Thursday, August 29, 2013

Pizza Part 2: Top It Off



Pizza toppings can be customized to please even the pickiest, most skeptical pizza-inhaler. Some people consider pizza most beautiful with nothing but gooey cheese. Some people love sweet-sour pineapple; others thin it goes against everything pizza stands for. Some strange ones see pizza, with all its carb-y, cheesy goodness, as a vehicle for meat, though in this vegetarian household, we definitely prefer fruits and veggies.

So consider the red onion/mozarella/pineapple combination we chose a suggestion, not a doctrine. You can add feta instead of mozzarella, olives for onions, any veggie for pineapple. But this combination is what we chose, and it was pretty divine. Homemade pizza is a treat, and this it the pizza that all homemade pizzas strive to be. Assuming that all pizzas strive to have a garlicky crust, roasted red pepper tomato sauce, fresh pineapple, crisp red onions, and silky fresh mozzarella. If I were pizza...but I digress.

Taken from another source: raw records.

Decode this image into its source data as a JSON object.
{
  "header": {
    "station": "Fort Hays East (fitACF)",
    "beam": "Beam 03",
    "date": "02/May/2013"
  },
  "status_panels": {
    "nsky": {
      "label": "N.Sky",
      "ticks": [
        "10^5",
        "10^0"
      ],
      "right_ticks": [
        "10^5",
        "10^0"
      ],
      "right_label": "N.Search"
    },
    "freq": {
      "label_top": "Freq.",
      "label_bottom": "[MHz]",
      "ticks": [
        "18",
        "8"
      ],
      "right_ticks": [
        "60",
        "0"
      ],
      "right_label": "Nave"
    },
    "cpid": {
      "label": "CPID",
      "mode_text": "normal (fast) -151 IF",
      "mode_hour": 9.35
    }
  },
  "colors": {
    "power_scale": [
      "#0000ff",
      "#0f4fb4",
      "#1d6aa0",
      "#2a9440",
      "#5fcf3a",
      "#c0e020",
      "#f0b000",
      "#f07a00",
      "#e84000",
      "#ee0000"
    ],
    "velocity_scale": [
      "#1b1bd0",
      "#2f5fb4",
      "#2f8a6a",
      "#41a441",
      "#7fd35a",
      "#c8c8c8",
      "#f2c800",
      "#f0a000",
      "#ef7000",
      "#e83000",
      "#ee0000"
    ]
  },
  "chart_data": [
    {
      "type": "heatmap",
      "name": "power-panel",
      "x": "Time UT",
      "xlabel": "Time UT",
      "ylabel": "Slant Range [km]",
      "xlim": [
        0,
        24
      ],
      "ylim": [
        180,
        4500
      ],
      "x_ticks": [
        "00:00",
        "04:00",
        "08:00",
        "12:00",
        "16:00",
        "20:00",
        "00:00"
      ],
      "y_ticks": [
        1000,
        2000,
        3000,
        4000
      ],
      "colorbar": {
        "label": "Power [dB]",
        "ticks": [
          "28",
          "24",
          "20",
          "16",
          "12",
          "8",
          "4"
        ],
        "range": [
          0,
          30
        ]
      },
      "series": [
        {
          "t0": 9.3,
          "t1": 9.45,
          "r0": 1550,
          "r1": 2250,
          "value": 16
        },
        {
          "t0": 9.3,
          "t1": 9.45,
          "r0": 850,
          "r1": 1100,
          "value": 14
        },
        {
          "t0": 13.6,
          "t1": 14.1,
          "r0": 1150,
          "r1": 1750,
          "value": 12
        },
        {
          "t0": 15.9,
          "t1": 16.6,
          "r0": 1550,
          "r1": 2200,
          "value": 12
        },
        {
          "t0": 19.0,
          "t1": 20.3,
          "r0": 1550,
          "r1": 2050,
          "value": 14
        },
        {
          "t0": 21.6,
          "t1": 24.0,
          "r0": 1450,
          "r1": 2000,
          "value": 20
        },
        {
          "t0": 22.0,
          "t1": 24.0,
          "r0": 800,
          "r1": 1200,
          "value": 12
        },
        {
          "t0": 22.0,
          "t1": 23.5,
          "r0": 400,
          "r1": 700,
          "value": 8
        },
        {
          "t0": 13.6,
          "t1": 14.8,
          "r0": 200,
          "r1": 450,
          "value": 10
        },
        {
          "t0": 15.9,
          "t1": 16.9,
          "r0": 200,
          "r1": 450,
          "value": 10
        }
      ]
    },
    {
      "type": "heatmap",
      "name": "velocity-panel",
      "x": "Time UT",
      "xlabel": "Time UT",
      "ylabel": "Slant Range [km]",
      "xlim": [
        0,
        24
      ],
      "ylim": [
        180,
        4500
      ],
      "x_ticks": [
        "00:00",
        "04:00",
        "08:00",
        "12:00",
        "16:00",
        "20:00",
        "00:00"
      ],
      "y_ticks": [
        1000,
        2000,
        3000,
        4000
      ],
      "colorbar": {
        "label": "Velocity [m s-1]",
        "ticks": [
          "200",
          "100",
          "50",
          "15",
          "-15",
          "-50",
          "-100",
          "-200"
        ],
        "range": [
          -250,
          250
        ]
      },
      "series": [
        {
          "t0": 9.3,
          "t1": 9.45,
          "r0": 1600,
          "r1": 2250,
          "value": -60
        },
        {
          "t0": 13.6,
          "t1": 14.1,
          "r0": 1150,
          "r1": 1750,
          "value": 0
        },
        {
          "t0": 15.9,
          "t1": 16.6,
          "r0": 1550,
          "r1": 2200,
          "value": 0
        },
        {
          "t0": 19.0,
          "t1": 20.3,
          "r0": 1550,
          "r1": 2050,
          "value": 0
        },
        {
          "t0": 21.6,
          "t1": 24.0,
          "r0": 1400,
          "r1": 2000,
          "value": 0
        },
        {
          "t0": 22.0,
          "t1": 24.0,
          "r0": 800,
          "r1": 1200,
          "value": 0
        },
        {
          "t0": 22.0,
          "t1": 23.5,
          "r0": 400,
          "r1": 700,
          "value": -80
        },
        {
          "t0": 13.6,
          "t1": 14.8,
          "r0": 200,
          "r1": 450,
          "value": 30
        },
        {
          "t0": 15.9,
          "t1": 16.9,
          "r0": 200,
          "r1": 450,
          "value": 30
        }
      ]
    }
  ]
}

 We couldn't help taking a lot of pictures...but don't worry, we only posted a few. 


 Pizza Toppings Galore
makes toppings for one 16 inch pizza (for us, this means serves 4 as a meal)

 -Pizza Dough and Sauce

-2 cups diced fresh pineapple*

-1 medium red onion, cut into thin slivers

-1/4 cup shredded fresh mozzarella

-sliced fresh mozzarella to cover the veggies (we didn't measure...)

-1 tsp olive oil

-spices of choice (think oregano, chili flakes etc.)

-salt and pepper to taste

-fresh basil

Mix together the pineapple, onions, olive oil, spices, salt, and pepper. Then sprinkle the shredded cheese on the pizza sauce. Add the veggie/spice mixture on top of this. Top with the sliced cheese, spaced out so that when melted, there will be enough cheesy goodness to go around (I know, what an exact measurement: degree of cheesy goodness.)

Bake at 400 degrees F for 15-20 minutes until the thin crust is fantastically crisp and the cheese is browned. Then top with fresh basil and enjoy, but try not to burn the roof of your mouth as you wolf down this incredible pizza.

*You can use canned pineapple, but we find it a bit saccharine. Fresh pineapple, when ripe, is just bitter/sour enough to counter its floral sweetness. And that is the secret to divine pineapple pizza. Fresh, not canned. But if you use canned, which is certainly cheaper and more convenient, get it packed in juice, not syrup, and add a bit of lemon juice to keep it sour.